Law conflates trafficking with all sex work

Despite Congress’s stated purpose of stopping sex trafficking, FOSTA barely distinguishes between trafficking and consensual sex work.

While Section 230 of the 1996 Communications Decency Act provides website operators with broad immunity for hosting third-party content, FOSTA eliminates that immunity for content that promotes or facilitates prostitution. Operators of websites that let sex workers interact with clients could thus face 25 years in prison under the new law.

FOSTA “is the most comprehensive censorship of Internet speech in America in the last 20 years,” Greene said.

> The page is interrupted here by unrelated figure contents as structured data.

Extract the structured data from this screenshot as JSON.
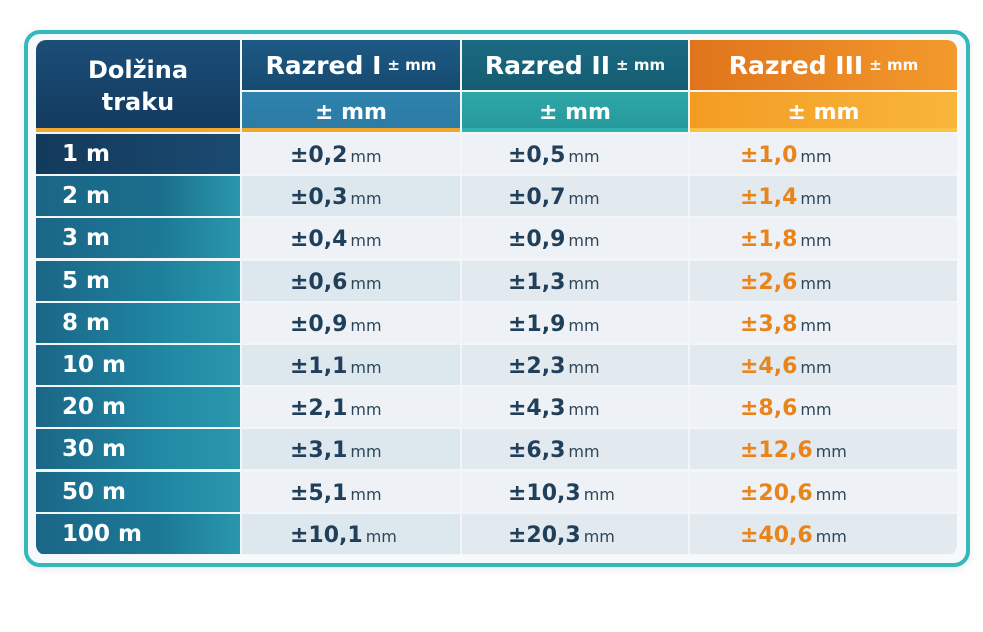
{
  "header": {
    "length_line1": "Dolžina",
    "length_line2": "traku",
    "class1": "Razred I",
    "class2": "Razred II",
    "class3": "Razred III",
    "class_unit": "± mm",
    "sub_unit": "± mm"
  },
  "rows": [
    {
      "length": "1 m",
      "c1": "±0,2",
      "c2": "±0,5",
      "c3": "±1,0"
    },
    {
      "length": "2 m",
      "c1": "±0,3",
      "c2": "±0,7",
      "c3": "±1,4"
    },
    {
      "length": "3 m",
      "c1": "±0,4",
      "c2": "±0,9",
      "c3": "±1,8"
    },
    {
      "length": "5 m",
      "c1": "±0,6",
      "c2": "±1,3",
      "c3": "±2,6"
    },
    {
      "length": "8 m",
      "c1": "±0,9",
      "c2": "±1,9",
      "c3": "±3,8"
    },
    {
      "length": "10 m",
      "c1": "±1,1",
      "c2": "±2,3",
      "c3": "±4,6"
    },
    {
      "length": "20 m",
      "c1": "±2,1",
      "c2": "±4,3",
      "c3": "±8,6"
    },
    {
      "length": "30 m",
      "c1": "±3,1",
      "c2": "±6,3",
      "c3": "±12,6"
    },
    {
      "length": "50 m",
      "c1": "±5,1",
      "c2": "±10,3",
      "c3": "±20,6"
    },
    {
      "length": "100 m",
      "c1": "±10,1",
      "c2": "±20,3",
      "c3": "±40,6"
    }
  ],
  "unit": "mm",
  "colors": {
    "accent_teal": "#36b7ba",
    "header_navy": "#133a5e",
    "class3_orange": "#f39a2c",
    "value_orange": "#e9841a"
  }
}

The complaint asks the court to declare that FOSTA is unconstitutional and to permanently enjoin the US from enforcing it. The lawsuit argues:

The law erroneously conflates all sex work with trafficking. By employing expansive and undefined terms to regulate online speech, backed by the threat of heavy criminal penalties and civil liability, FOSTA casts a pall over any online communication with even remote connections to sexual relations. It has impeded efforts to prevent trafficking and rescue victims, and has only made all forms of sex work more dangerous. FOSTA has undermined protections for online freedom of expression, contrary to the near unanimity of judicial decisions over the past two decades.

The speech of sex worker advocates is being inhibited “even though they do not advocate for, and indeed are firmly opposed to, sex trafficking,” the lawsuit said. FOSTA “prohibits a substantial amount of protected expression” by making it a crime to operate an “interactive computer service” with the intent to “promote” or “facilitate” prostitution, the lawsuit said.

FOSTA places no real limits on “what might constitute promotion or facilitation of prostitution or trafficking,” violating a precedent that the government must regulate speech “only with narrow specificity,” the lawsuit said. If the government can achieve its interests in a way that doesn’t restrict speech “or that restricts less speech,” it is required to do so, the lawsuit said.